Chinese officials break into homes of people suspected of having Covid

People line up for Covid tests in the Chinese city of Tianjin

(Picture: via REUTERS)

Chinese officials have apologised after breaking into the homes of people suspected of having Covid-19.

Local news outlets claim that authorities burst into 84 homes of people isolating in the Liwan district of Guangzhou city in a bid to find close contacts remaining inside and to disinfect the premises.

The doors were later sealed and new locks installed, the Communist Party newspaper Global Times reported.

The district government apologised for such “oversimplified and violent behaviour”, the paper said.
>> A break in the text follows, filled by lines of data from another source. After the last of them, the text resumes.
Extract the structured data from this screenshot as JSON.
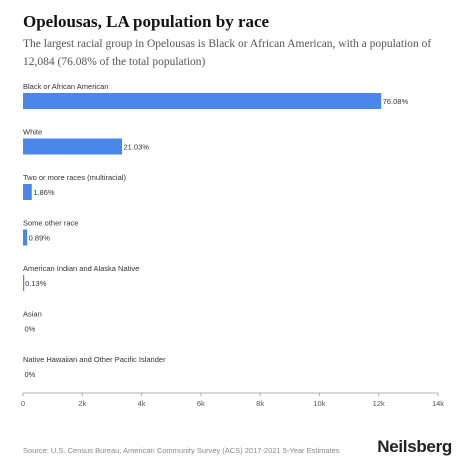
{
  "header": {
    "title": "Opelousas, LA population by race",
    "subtitle": "The largest racial group in Opelousas is Black or African American, with a population of 12,084 (76.08% of the total population)"
  },
  "footer": {
    "source": "Source: U.S. Census Bureau, American Community Survey (ACS) 2017-2021 5-Year Estimates",
    "brand": "Neilsberg"
  },
  "colors": {
    "bar": "#4a87e8",
    "axis": "#999999",
    "text": "#333333"
  },
  "chart_data": {
    "type": "bar",
    "orientation": "horizontal",
    "categories": [
      "Black or African American",
      "White",
      "Two or more races (multiracial)",
      "Some other race",
      "American Indian and Alaska Native",
      "Asian",
      "Native Hawaiian and Other Pacific Islander"
    ],
    "values": [
      12084,
      3340,
      296,
      141,
      21,
      0,
      0
    ],
    "data_labels": [
      "76.08%",
      "21.03%",
      "1.86%",
      "0.89%",
      "0.13%",
      "0%",
      "0%"
    ],
    "xlim": [
      0,
      14000
    ],
    "xticks": [
      0,
      2000,
      4000,
      6000,
      8000,
      10000,
      12000,
      14000
    ],
    "xtick_labels": [
      "0",
      "2k",
      "4k",
      "6k",
      "8k",
      "10k",
      "12k",
      "14k"
    ],
    "grid": false,
    "legend": "none"
  }
}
A team has been set up to investigate and “relevant people” will be severely punished, it added.

China’s leadership has maintained its hard-line “zero-Covid” policy despite the mounting economic costs and disruption to the lives of ordinary citizens.

Residents continue to be subjected to routine testing and quarantines, even while the rest of the world has opened up to living with the disease.

Numerous cases of police and health workers breaking into homes around China in the name of anti-Covid measures have been documented on social media.

In some, doors have been broken down and residents threatened with punishment, even when they tested negative for the virus.

Authorities have demanded keys to lock in residents of apartment buildings where cases have been detected, steel barriers erected to prevent them leaving their compounds and iron bars welded over doors.